Il ne reste donc dans la masse du peuple que les ouvriers et les Laboureurs. Je contemple avec intérêt leur façon d'exister ; je trouve que cet ouvrier habite ou sous le chaume, ou dans quelque réduit que nos villes lui abandonnent, parce qu'on a besoin de sa force. Il se lève avec le soleil, &, sans regarder la fortune qui rit au-dessus de lui, il prend son habit de toutes les saisons, il fouille nos mines et nos carrières, il desseche nos marais, il nettoie nos rue, il bâtit nos maisons, il fabrique nos meubles ; la faim arrive, tout lui est bon ; le jour finit, il se couche durement dans les bras de la fatigue.
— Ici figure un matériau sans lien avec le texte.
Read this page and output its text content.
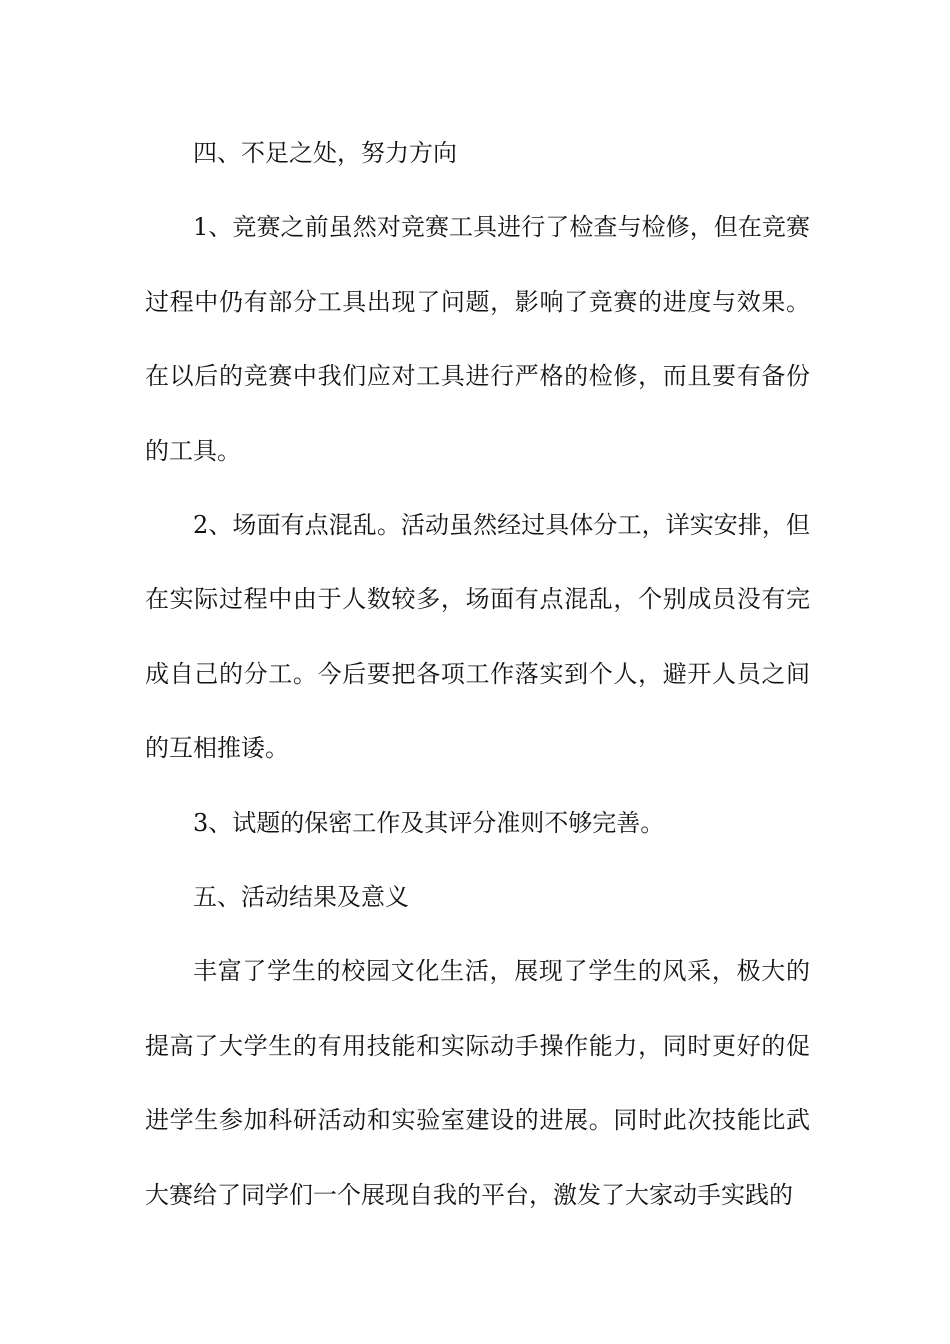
四、不足之处，努力方向

1、竞赛之前虽然对竞赛工具进行了检查与检修，但在竞赛过程中仍有部分工具出现了问题，影响了竞赛的进度与效果。在以后的竞赛中我们应对工具进行严格的检修，而且要有备份的工具。

2、场面有点混乱。活动虽然经过具体分工，详实安排，但在实际过程中由于人数较多，场面有点混乱，个别成员没有完成自己的分工。今后要把各项工作落实到个人，避开人员之间的互相推诿。

3、试题的保密工作及其评分准则不够完善。

五、活动结果及意义

丰富了学生的校园文化生活，展现了学生的风采，极大的提高了大学生的有用技能和实际动手操作能力，同时更好的促进学生参加科研活动和实验室建设的进展。同时此次技能比武大赛给了同学们一个展现自我的平台，激发了大家动手实践的
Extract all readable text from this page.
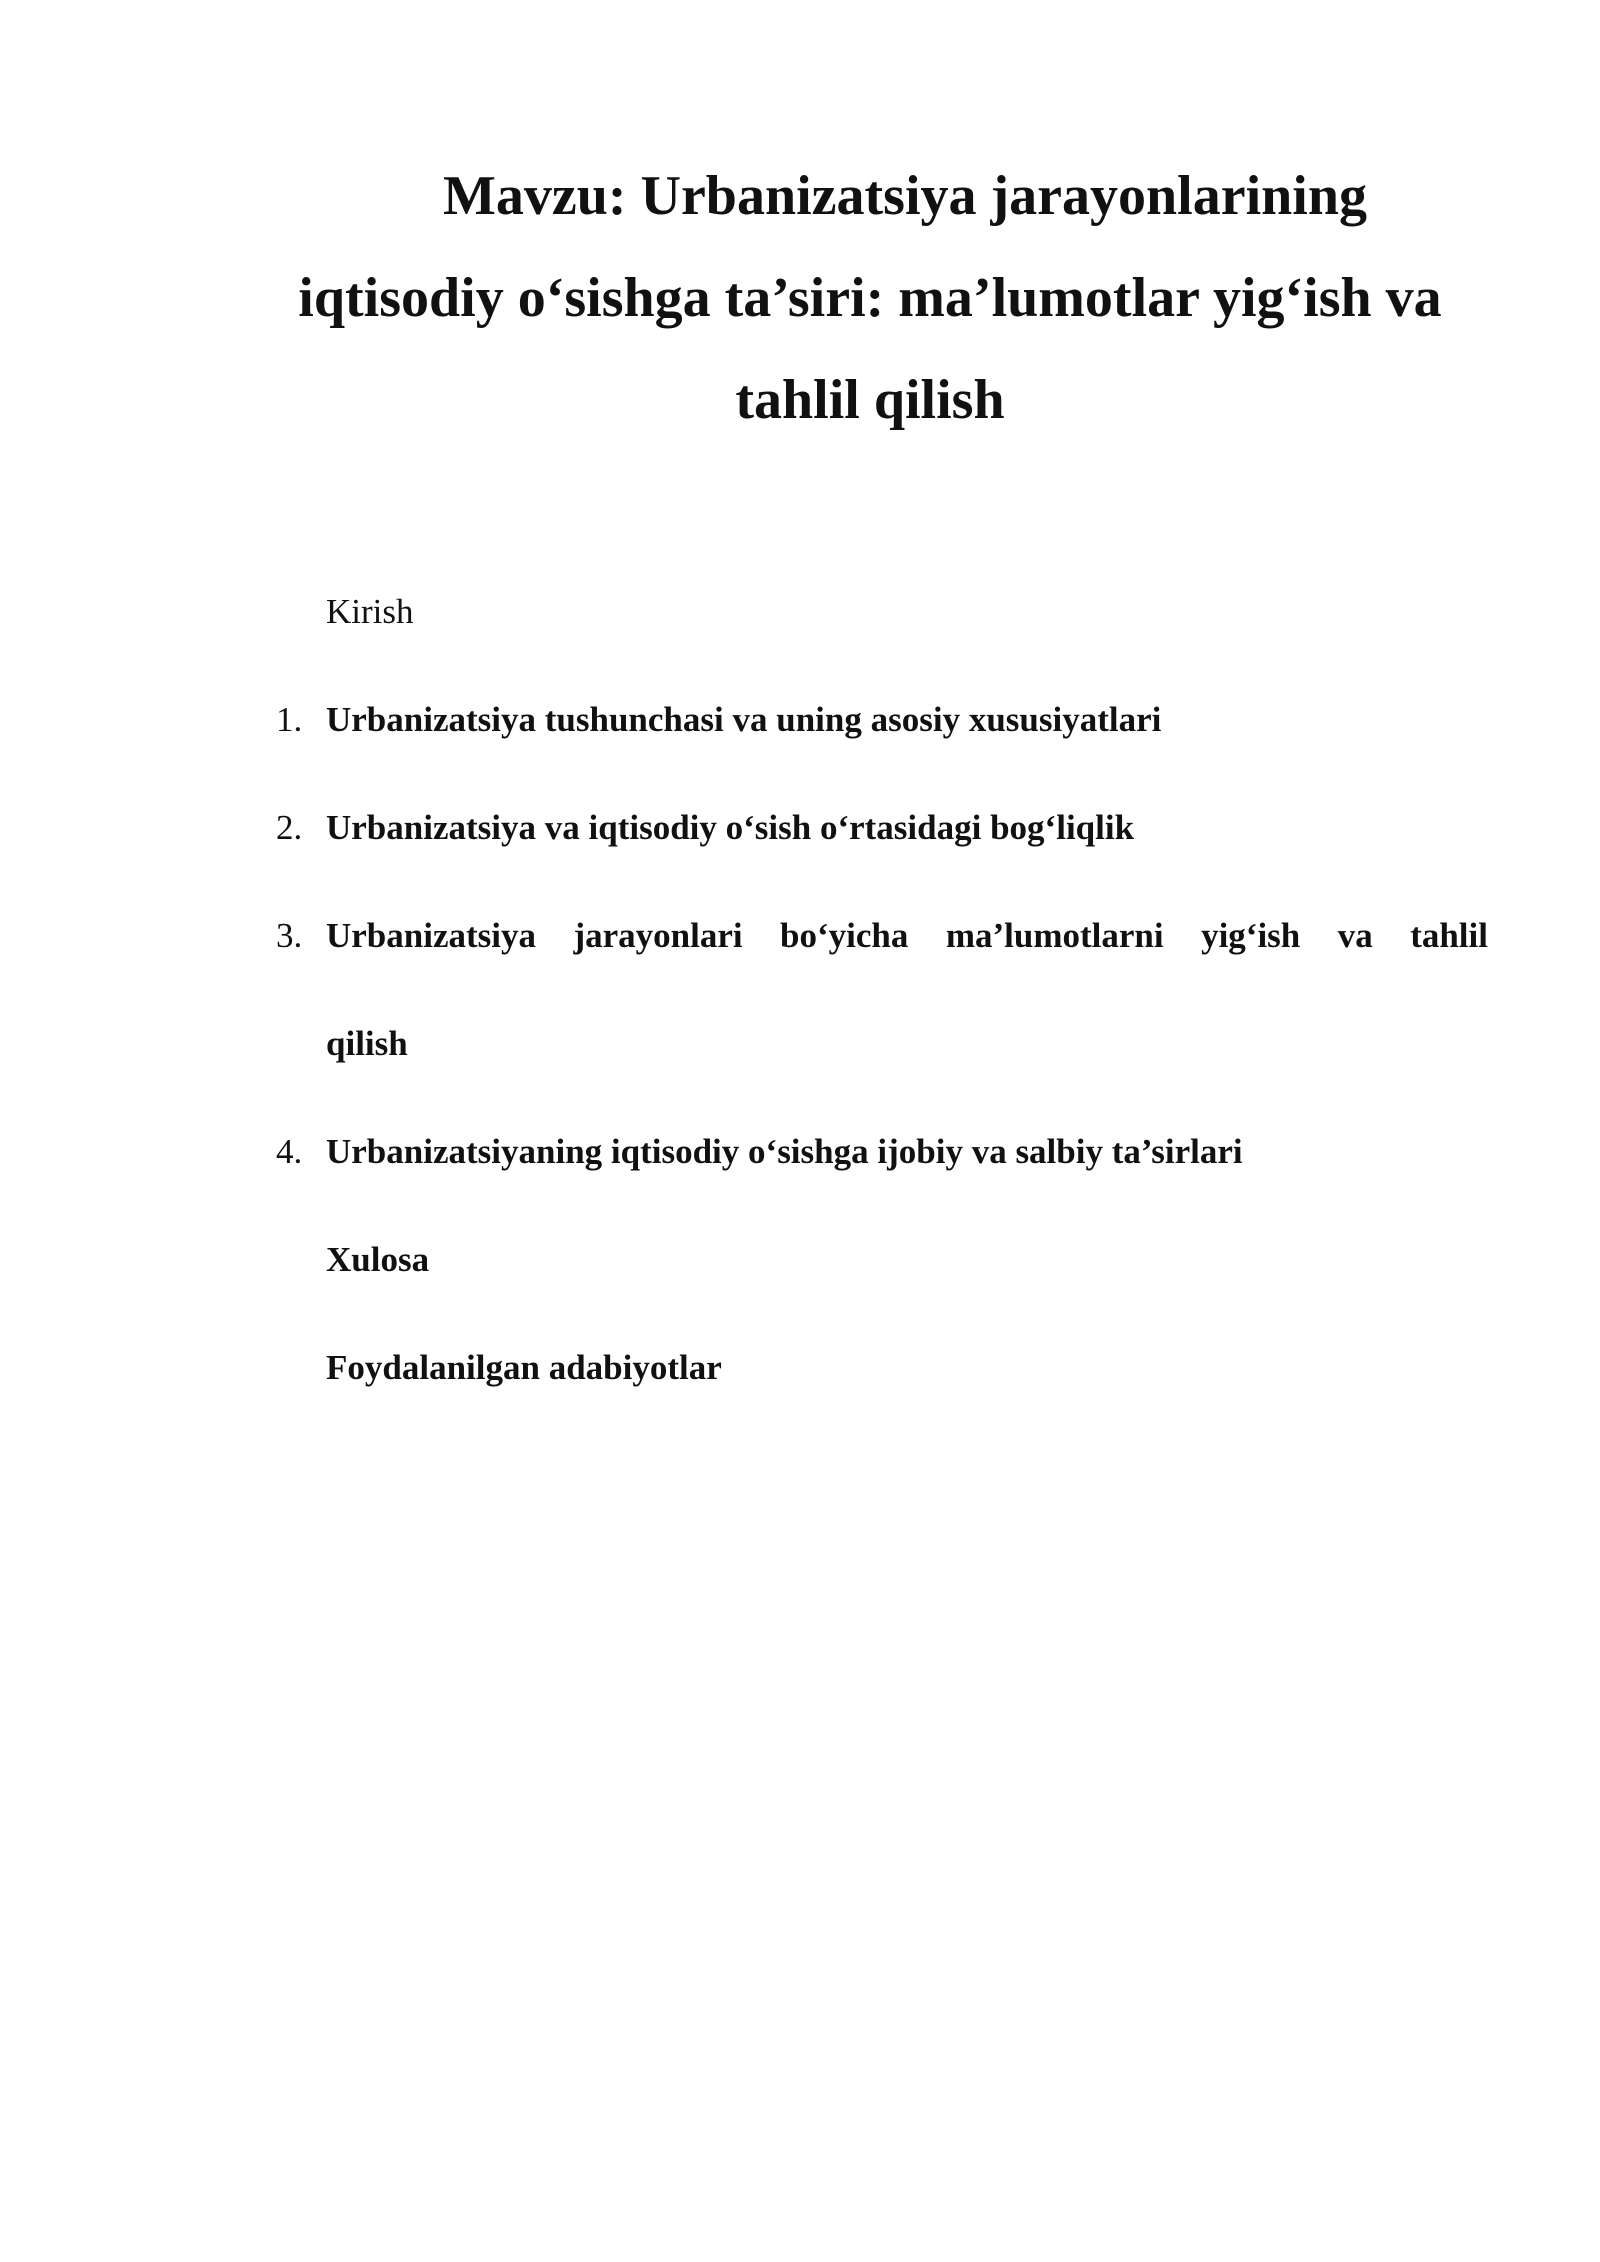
Mavzu: Urbanizatsiya jarayonlarining
iqtisodiy o‘sishga ta’siri: ma’lumotlar yig‘ish va
tahlil qilish
Kirish
1. Urbanizatsiya tushunchasi va uning asosiy xususiyatlari
2. Urbanizatsiya va iqtisodiy o‘sish o‘rtasidagi bog‘liqlik
3. Urbanizatsiya jarayonlari bo‘yicha ma’lumotlarni yig‘ish va tahlil
qilish
4. Urbanizatsiyaning iqtisodiy o‘sishga ijobiy va salbiy ta’sirlari
Xulosa
Foydalanilgan adabiyotlar
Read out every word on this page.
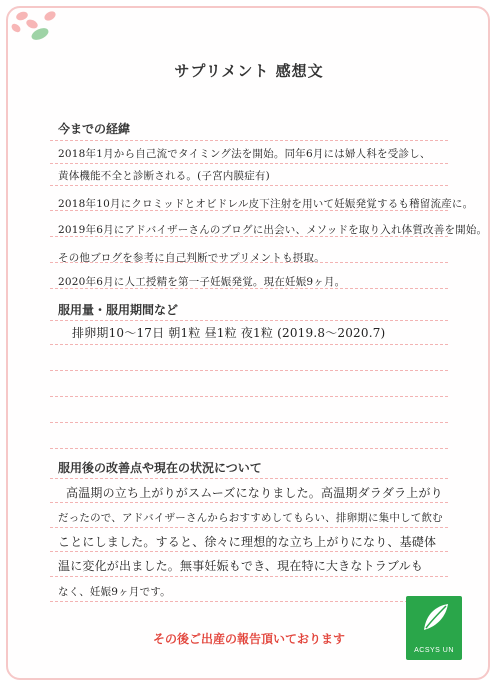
サプリメント 感想文
今までの経緯
2018年1月から自己流でタイミング法を開始。同年6月には婦人科を受診し、
黄体機能不全と診断される。(子宮内膜症有)
2018年10月にクロミッドとオビドレル皮下注射を用いて妊娠発覚するも稽留流産に。
2019年6月にアドバイザーさんのブログに出会い、メソッドを取り入れ体質改善を開始。
その他ブログを参考に自己判断でサプリメントも摂取。
2020年6月に人工授精を第一子妊娠発覚。現在妊娠9ヶ月。
服用量・服用期間など
排卵期10〜17日 朝1粒 昼1粒 夜1粒 (2019.8〜2020.7)
服用後の改善点や現在の状況について
高温期の立ち上がりがスムーズになりました。高温期ダラダラ上がり
だったので、アドバイザーさんからおすすめしてもらい、排卵期に集中して飲む
ことにしました。すると、徐々に理想的な立ち上がりになり、基礎体
温に変化が出ました。無事妊娠もでき、現在特に大きなトラブルも
なく、妊娠9ヶ月です。
その後ご出産の報告頂いております
ACSYS UN
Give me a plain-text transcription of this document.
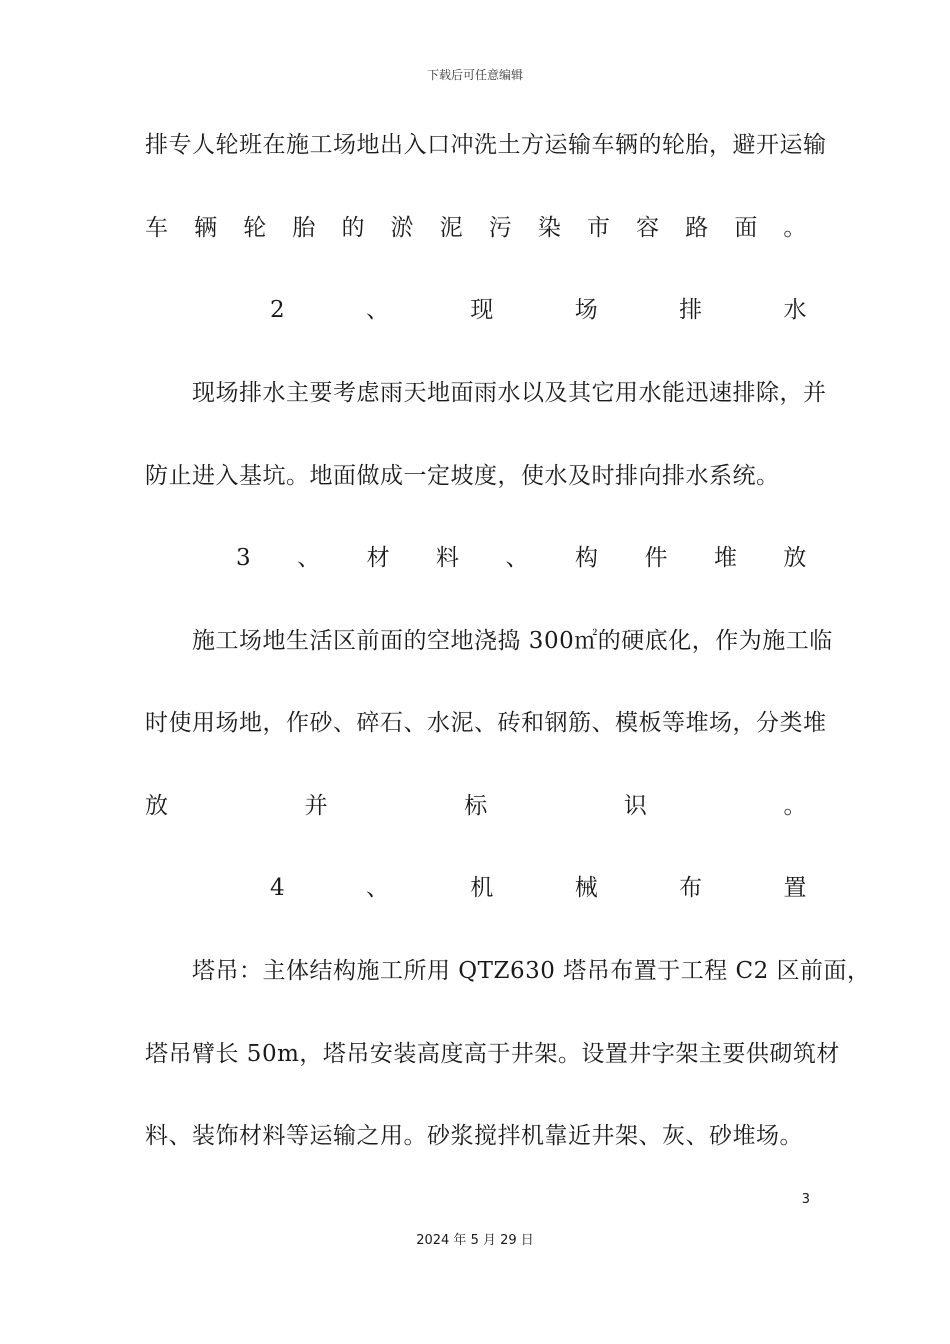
下载后可任意编辑

排专人轮班在施工场地出入口冲洗土方运输车辆的轮胎，避开运输

车 辆 轮 胎 的 淤 泥 污 染 市 容 路 面 。

2	、	现	场	排	水

现场排水主要考虑雨天地面雨水以及其它用水能迅速排除，并

防止进入基坑。地面做成一定坡度，使水及时排向排水系统。

3 、 材 料 、 构 件 堆 放

施工场地生活区前面的空地浇捣 300㎡的硬底化，作为施工临

时使用场地，作砂、碎石、水泥、砖和钢筋、模板等堆场，分类堆

放	并	标	识	。

4	、	机	械	布	置

塔吊：主体结构施工所用 QTZ630 塔吊布置于工程 C2 区前面，

塔吊臂长 50m，塔吊安装高度高于井架。设置井字架主要供砌筑材

料、装饰材料等运输之用。砂浆搅拌机靠近井架、灰、砂堆场。

3
2024 年 5 月 29 日
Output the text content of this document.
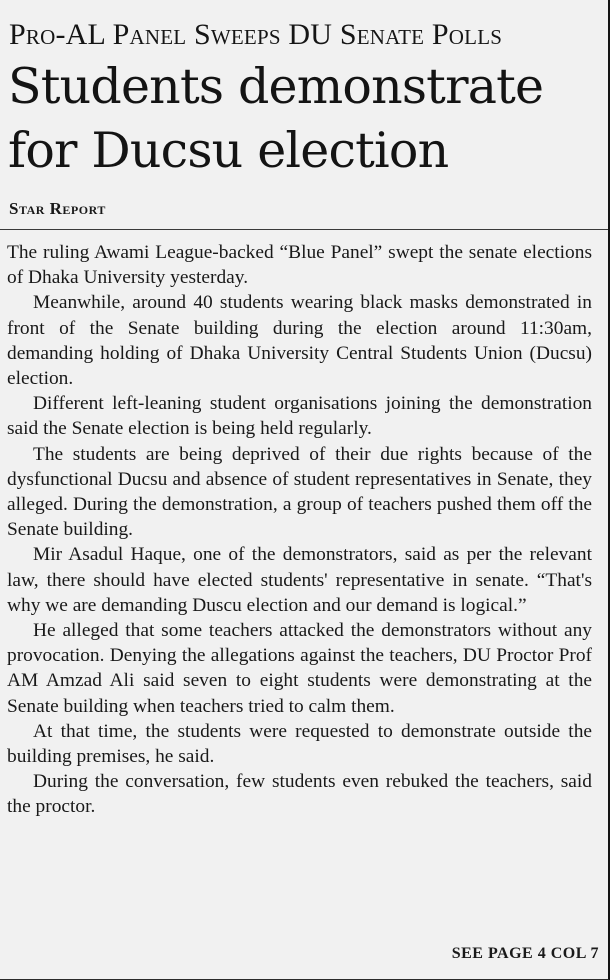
Pro-AL Panel Sweeps DU Senate Polls
Students demonstrate for Ducsu election
Star Report

The ruling Awami League-backed “Blue Panel” swept the senate elections of Dhaka University yesterday.

Meanwhile, around 40 students wearing black masks demonstrated in front of the Senate building during the election around 11:30am, demanding holding of Dhaka University Central Students Union (Ducsu) election.

Different left-leaning student organisations joining the demonstration said the Senate election is being held regularly.

The students are being deprived of their due rights because of the dysfunctional Ducsu and absence of student representatives in Senate, they alleged. During the demonstration, a group of teachers pushed them off the Senate building.

Mir Asadul Haque, one of the demonstrators, said as per the relevant law, there should have elected students' representative in senate. “That's why we are demanding Duscu election and our demand is logical.”

He alleged that some teachers attacked the demonstrators without any provocation. Denying the allegations against the teachers, DU Proctor Prof AM Amzad Ali said seven to eight students were demonstrating at the Senate building when teachers tried to calm them.

At that time, the students were requested to demonstrate outside the building premises, he said.

During the conversation, few students even rebuked the teachers, said the proctor.

SEE PAGE 4 COL 7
Le laboureur, autre homme du peuple, est avant l'aurore tout occupé à ensemencer nos terres, à cultiver nos champs, à arroser nos jardins. Il souffre le chaud, le froid, la hauteur des grands, l'insolence des riches, le brigandage des traitants, le pillage des commis, le ravage même des bêtes fauves, qu'il n'ose écarter de ses moissons par respect pour les plaisirs des puissants. Il est sobre, juste, fidèle, religieux, sans considérer ce qui lui en reviendra. Lucas épouse Colette, parce qu'il l'aime ; Colette donne son lait à ses enfants, sans connaître le prix de la fraicheur et du repos. Ils grandissent ces enfants, et Lucas ouvrant la terre devant eux, leur apprend à la cultiver. Il meurt, et leur laisse son champ à partager également ; si Lucas n'était pas un homme du peuple, il le laisserait tout entier à l'ainé. Tel est le portrait des hommes qui composent ce que nous appelons peuple, et qui forment toujours la partie la plus nombreuse et la plus nécessaire de la nation.
Qui croirait qu'on a osé avancer de nos jours cette maxime d'une politique infâme, que de tels hommes ne doivent point être à leur aise, si l'on veut qu'ils soient industrieux et obéissants : si ces prétendus politiques, ces beaux génies pleins d'humanité, voyageaient un peu, ils verraient que l'industrie n'est nulle part si active que dans les pays où le petit peuple est à son aise, et que nulle part chaque genre d'ouvrage ne reçoit plus de perfection. Ce n'est pas que des hommes engourdis sous le poids d'une misere habituelle ne pussent s'éloigner quelque temps du travail si toutes les impositions cessaient sur le champ, mais outre la différence sensible entre le changement du peuple et l'excès de cette supposition, ce ne serait point à l'aisance qu'il faudrait attribuer ce moment de paresse, ce serait à la surcharge qui l'aurait précédée. Encore ces mêmes hommes revenus de l'emportement d'une joie inespérée, sentiraient-ils bientôt la nécessité de travailler pour subsister ; et le désir naturel d'une meilleure subsistance les rendrait fort actifs. Au contraire, on n'a jamais Ve et on ne verra jamais des hommes employer toute leur force et toute leur industrie, s'ils sont accoutumés à voir les taxes engloutir le produit des nouveaux efforts qu'ils pourraient faire, et ils se borneront au soutien d'une vie toujours abandonnée sans aucune espèce de regret.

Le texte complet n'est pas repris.